New York News

Redrawn Congressional Maps Threaten to Upend New York Politics

Congresswoman Nicole Malliotakis will run for re-election in a district drawn by a special court-appointed master that is different than the district map created by the Democratic-controlled State Legislature. (Photo courtesy of Nicole Malliotakis)

BAY RIDGE — New congressional district maps drawn by a court-appointed special master and approved by a state judge on May 20 are causing a shakeup in New York politics the likes of which haven’t been seen in decades.

As a result of special master Jonathan Cervas’s cartography, two long-standing Democratic members of Congress, Jerrold Nadler and Carolyn Maloney, will be pitted against each other in a primary for the newly drawn 12th Congressional District (C.D.) in Manhattan. 

Also after the maps were released, former Mayor Bill de Blasio announced that he will run in the Democratic primary in the newly-drawn 10th C.D., a district that now runs from lower Manhattan into Brooklyn and takes in Park Slope, where de Blasio has a home. 

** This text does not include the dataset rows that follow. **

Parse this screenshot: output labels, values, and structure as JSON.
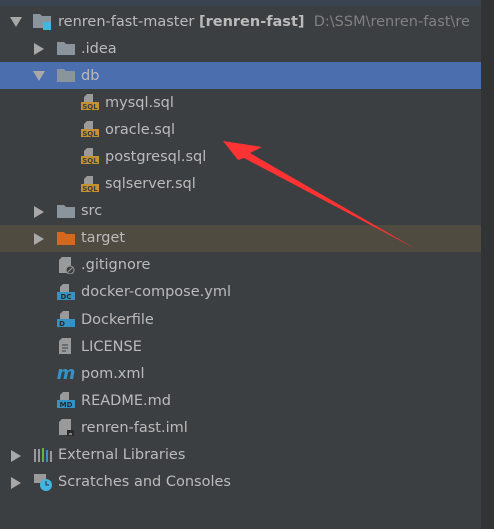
{
  "tree": {
    "root": {
      "name": "renren-fast-master",
      "module": "[renren-fast]",
      "path": "D:\\SSM\\renren-fast\\re"
    },
    "items": [
      {
        "label": ".idea",
        "icon": "folder-icon"
      },
      {
        "label": "db",
        "icon": "folder-icon",
        "selected": true
      },
      {
        "label": "mysql.sql",
        "icon": "sql-file-icon"
      },
      {
        "label": "oracle.sql",
        "icon": "sql-file-icon"
      },
      {
        "label": "postgresql.sql",
        "icon": "sql-file-icon"
      },
      {
        "label": "sqlserver.sql",
        "icon": "sql-file-icon"
      },
      {
        "label": "src",
        "icon": "folder-icon"
      },
      {
        "label": "target",
        "icon": "excluded-folder-icon"
      },
      {
        "label": ".gitignore",
        "icon": "gitignore-file-icon"
      },
      {
        "label": "docker-compose.yml",
        "icon": "docker-compose-file-icon"
      },
      {
        "label": "Dockerfile",
        "icon": "dockerfile-icon"
      },
      {
        "label": "LICENSE",
        "icon": "text-file-icon"
      },
      {
        "label": "pom.xml",
        "icon": "maven-icon"
      },
      {
        "label": "README.md",
        "icon": "markdown-file-icon"
      },
      {
        "label": "renren-fast.iml",
        "icon": "iml-file-icon"
      },
      {
        "label": "External Libraries",
        "icon": "libraries-icon"
      },
      {
        "label": "Scratches and Consoles",
        "icon": "scratches-icon"
      }
    ]
  },
  "colors": {
    "selection": "#4b6eaf",
    "excluded": "#4f4b41",
    "annotation_arrow": "#ff3333"
  },
  "sql_badge": "SQL",
  "md_badge": "MD",
  "dc_badge": "DC",
  "d_badge": "D"
}
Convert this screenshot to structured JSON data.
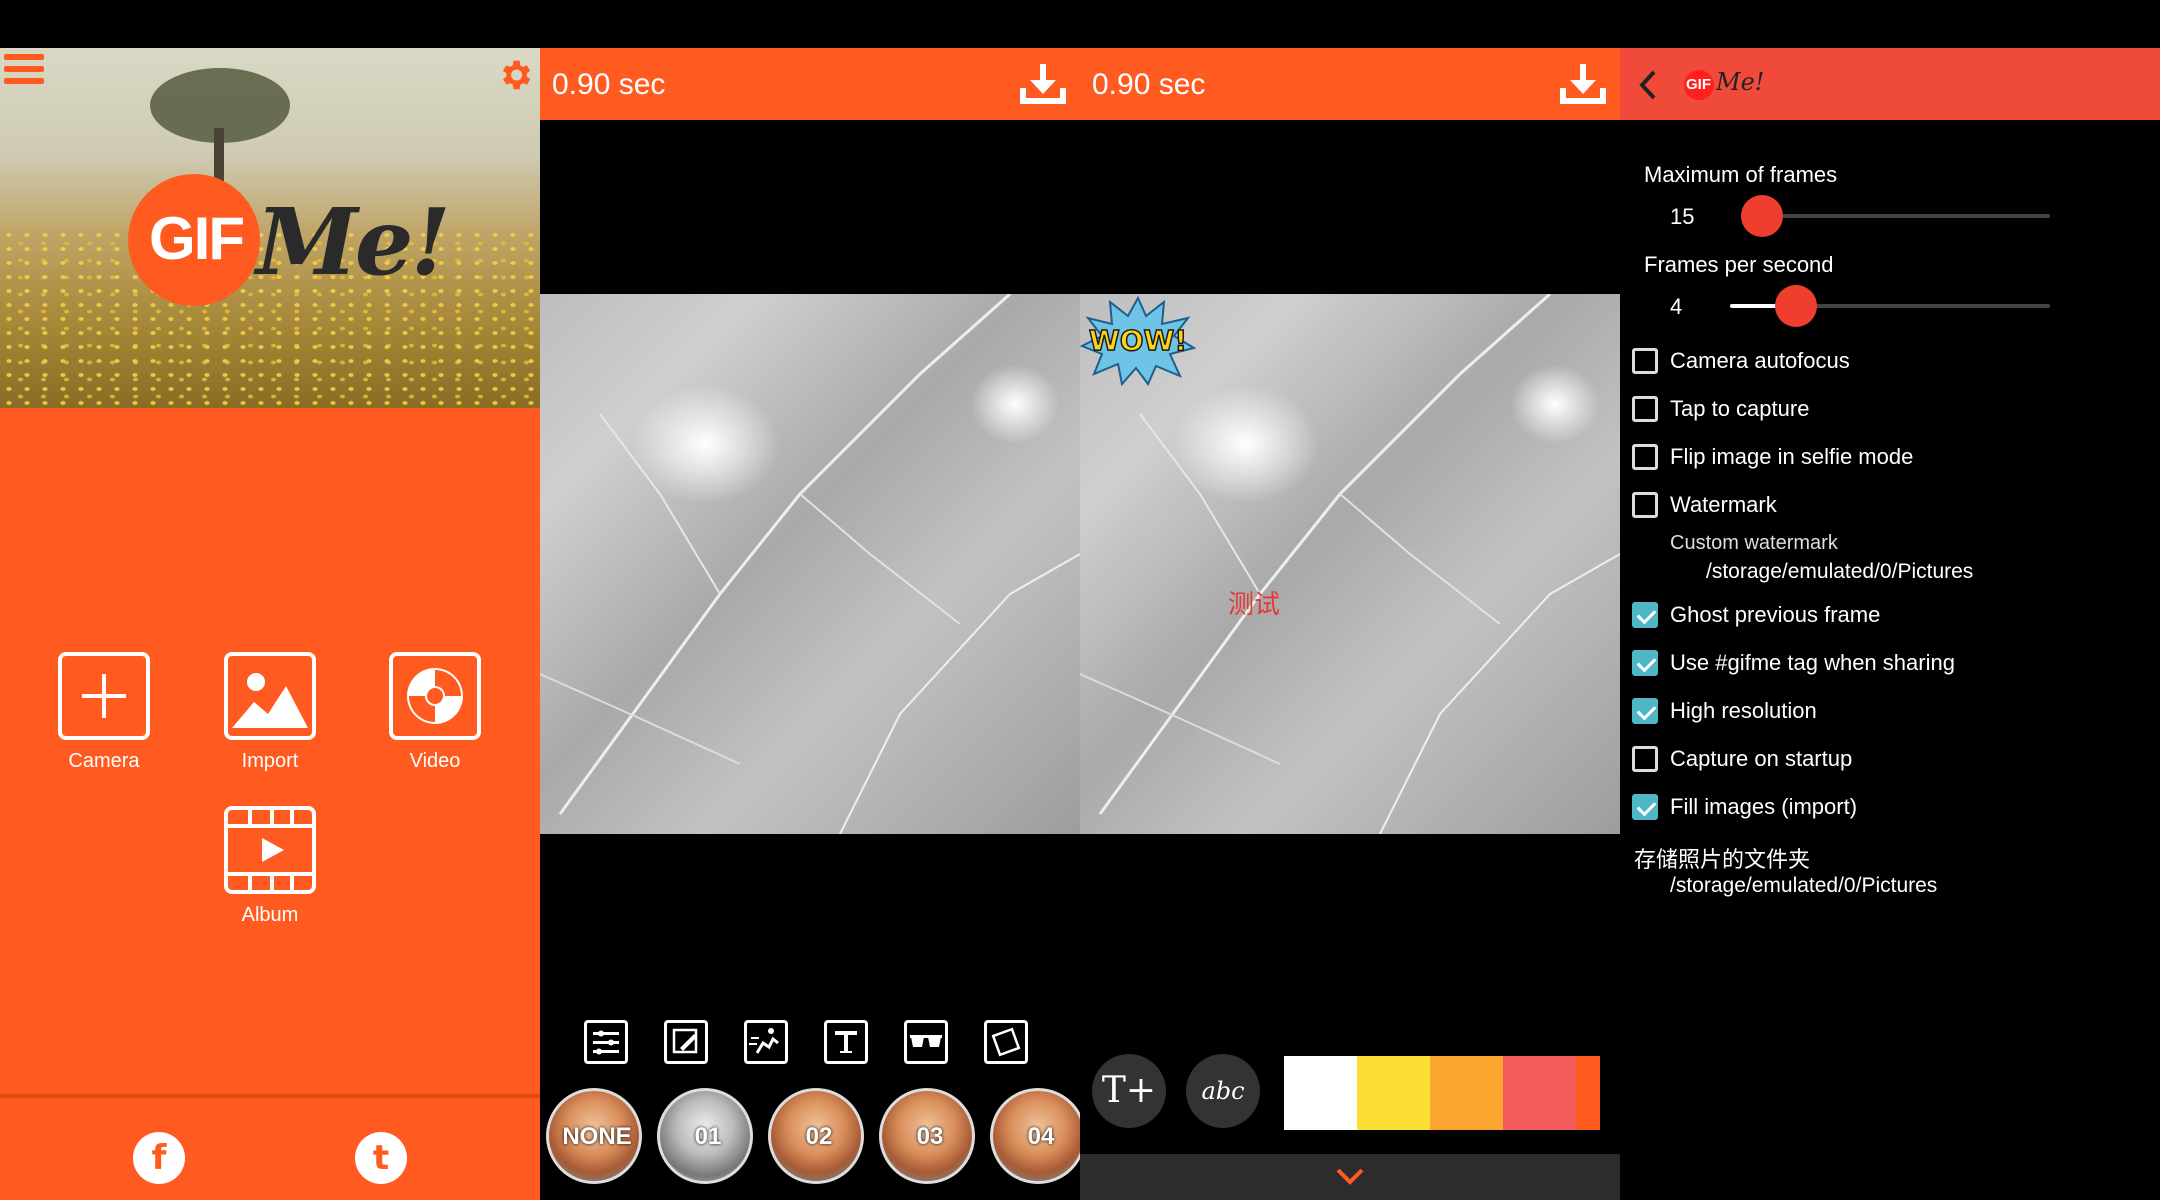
{
  "home": {
    "logo_gif": "GIF",
    "logo_me": "Me!",
    "tiles": [
      {
        "label": "Camera",
        "icon": "plus-icon"
      },
      {
        "label": "Import",
        "icon": "image-icon"
      },
      {
        "label": "Video",
        "icon": "video-reel-icon"
      },
      {
        "label": "Album",
        "icon": "film-play-icon"
      }
    ],
    "social": {
      "facebook_glyph": "f",
      "twitter_glyph": "t"
    },
    "accent": "#ff5a1f"
  },
  "editor": {
    "duration": "0.90 sec",
    "tools": [
      "sliders-icon",
      "edit-frame-icon",
      "run-icon",
      "text-tool-icon",
      "glasses-icon",
      "crop-rotate-icon"
    ],
    "filters": [
      "NONE",
      "01",
      "02",
      "03",
      "04"
    ]
  },
  "text_editor": {
    "duration": "0.90 sec",
    "watermark_text": "测试",
    "sticker_text": "WOW!",
    "add_text_label": "T+",
    "font_label": "abc",
    "palette": [
      "#ffffff",
      "#fbe033",
      "#fba42f",
      "#f35a5a",
      "#ff5a1f"
    ]
  },
  "settings": {
    "logo_gif": "GIF",
    "logo_me": "Me!",
    "max_frames_label": "Maximum of frames",
    "max_frames_value": "15",
    "max_frames_fraction": 0.0,
    "fps_label": "Frames per second",
    "fps_value": "4",
    "fps_fraction": 0.2,
    "checkboxes": [
      {
        "label": "Camera autofocus",
        "checked": false
      },
      {
        "label": "Tap to capture",
        "checked": false
      },
      {
        "label": "Flip image in selfie mode",
        "checked": false
      },
      {
        "label": "Watermark",
        "checked": false
      },
      {
        "label": "Ghost previous frame",
        "checked": true
      },
      {
        "label": "Use #gifme tag when sharing",
        "checked": true
      },
      {
        "label": "High resolution",
        "checked": true
      },
      {
        "label": "Capture on startup",
        "checked": false
      },
      {
        "label": "Fill images (import)",
        "checked": true
      }
    ],
    "custom_watermark_label": "Custom watermark",
    "custom_watermark_path": "/storage/emulated/0/Pictures",
    "folder_label": "存储照片的文件夹",
    "folder_path": "/storage/emulated/0/Pictures"
  }
}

The new maps are causing some lawmakers to breathe a sigh of relief. 

Republican Congresswoman Nicole Malliotakis, for one, now won’t have to campaign in Democratic strongholds like Park Slope after the special master removed those areas from her district, the 11th C.D., and put back Republican-leaning areas of southwest Brooklyn that had previously been taken out after the Democratic-dominated State Legislature initially redrew the maps last year.  

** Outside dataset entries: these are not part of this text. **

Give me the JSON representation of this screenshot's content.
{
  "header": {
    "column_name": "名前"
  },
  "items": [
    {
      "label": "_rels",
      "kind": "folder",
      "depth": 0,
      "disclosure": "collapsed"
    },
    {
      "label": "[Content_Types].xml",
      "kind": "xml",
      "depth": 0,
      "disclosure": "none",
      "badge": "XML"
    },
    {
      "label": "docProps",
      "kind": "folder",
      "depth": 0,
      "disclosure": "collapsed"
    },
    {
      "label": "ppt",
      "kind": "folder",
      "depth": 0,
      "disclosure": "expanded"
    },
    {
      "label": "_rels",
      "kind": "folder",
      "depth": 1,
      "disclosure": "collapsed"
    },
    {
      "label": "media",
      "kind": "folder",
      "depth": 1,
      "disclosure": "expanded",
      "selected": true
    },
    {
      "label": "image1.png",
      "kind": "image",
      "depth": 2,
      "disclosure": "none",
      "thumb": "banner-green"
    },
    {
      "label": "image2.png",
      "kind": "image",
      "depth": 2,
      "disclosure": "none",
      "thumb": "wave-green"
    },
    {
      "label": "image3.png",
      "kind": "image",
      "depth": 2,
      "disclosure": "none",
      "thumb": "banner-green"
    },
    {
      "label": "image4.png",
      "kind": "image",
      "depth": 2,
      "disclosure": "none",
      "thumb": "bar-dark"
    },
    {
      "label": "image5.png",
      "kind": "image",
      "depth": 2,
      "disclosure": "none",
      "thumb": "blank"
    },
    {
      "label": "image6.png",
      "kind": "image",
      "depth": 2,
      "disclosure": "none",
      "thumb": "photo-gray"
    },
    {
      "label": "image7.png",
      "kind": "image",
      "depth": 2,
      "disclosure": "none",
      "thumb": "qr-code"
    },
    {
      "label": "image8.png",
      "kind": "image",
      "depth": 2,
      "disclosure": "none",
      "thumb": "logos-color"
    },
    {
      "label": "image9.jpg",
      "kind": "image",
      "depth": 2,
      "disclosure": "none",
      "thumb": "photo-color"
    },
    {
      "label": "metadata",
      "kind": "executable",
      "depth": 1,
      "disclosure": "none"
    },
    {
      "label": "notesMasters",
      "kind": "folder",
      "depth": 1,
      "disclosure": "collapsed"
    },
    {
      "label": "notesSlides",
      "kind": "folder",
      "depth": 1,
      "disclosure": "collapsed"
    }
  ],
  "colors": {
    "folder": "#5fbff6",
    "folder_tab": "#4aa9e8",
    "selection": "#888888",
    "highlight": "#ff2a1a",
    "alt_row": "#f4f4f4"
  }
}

Cervas originally divided Bedford-Stuyvesant into different congressional seats when he released a draft of the maps on May 16. But after feedback from elected officials concerned about diluting the voting power of the area’s black electorate, he left the neighborhood intact in his final version.

Democratic Congressman Hakeem Jefferies expressed relief that Bedford-Stuyvesant would no longer be divided but called the redistricting process a constitutional travesty. 

“The restoration of the iconic neighborhood of Bedford-Stuyvesant into one congressional district is a small step,” Jefferies said. “We will not let modest changes to a severely flawed draft map whitewash the violence done to communities of color throughout New York City.” 

The new maps are the result of a lawsuit filed by voters who charged that the maps that had been previously drawn by the Democratic-dominated State Legislature amounted to gerrymandering favoring Democrats at the expense of Republicans. Under the state legislature’s proposed maps, Democrats would have been heavily favored to win 22 of the state’s 26 House seats. 

In April, Judge Patrick McAllister ordered the Democratic-drawn maps to be thrown out and appointed Cervas, a Carnegie Mellon University fellow, to draw new maps. Cervas presented his draft maps on May 16 and McAllister approved them on May 20.

Under the new maps, Democrats would still be heavily favored in 15 of the 26 seats. The rest either favor Republicans or are considered competitive.

District maps for legislative seats are redrawn once every 10 years, following the U.S. Census.

Nadler and Maloney, who have both served in the House for nearly 30 years, have each said they will run. 

“I very much look forward to running in and representing the people of the 12th C.D.,” Nadler said. Maloney said the new district is familiar territory to her. “A majority of the communities in the newly drawn NY-12 are ones I have represented for years and to which I have deep ties,” she said.

Malliotakis, who would have faced a tougher re-election fight if the Legislature-generated map — which removed Republican areas located close to the Verrazano-Narrows Bridge from Malliotakis’ Staten Island-centered district and replaced them with Democratic areas — had remained, praised the court’s decision.

“The heavy hand of one-party Democratic rule in Albany was rejected by the courts, and now the people of our state can choose their elected representatives — not the other way around,” she said in a statement.

Brian Browne, a political science professor at St. John’s University, said this redistricting process was a total mess.

In 2014, the state’s voters approved the creation of a bipartisan redistricting commission. But, because the commission couldn’t agree on maps for the 2020 redistricting process, the State Legislature took over the map-making, he explained. Cervas came in when the Legislature’s maps were tossed out by the court last month.

“This has been so chaotic from the get-go. It’s really the failure of the bipartisan commission to get the job done,” Browne said. “Democrats went too far with the maps that they drew, which brought in this special master at the 11th hour to try to rectify it.”

While he said he thought Cervas did a good job, he added that it’s incumbent upon the state to fix the process. 

“I think that is the one takeaway. We’ve got 10 years before the next redistricting and it’s beholden on everybody to try to fix this process,” Browne said. “It’s been a failure, particularly the fact that these latest maps are drawn in such a short period of time with little to no public input.”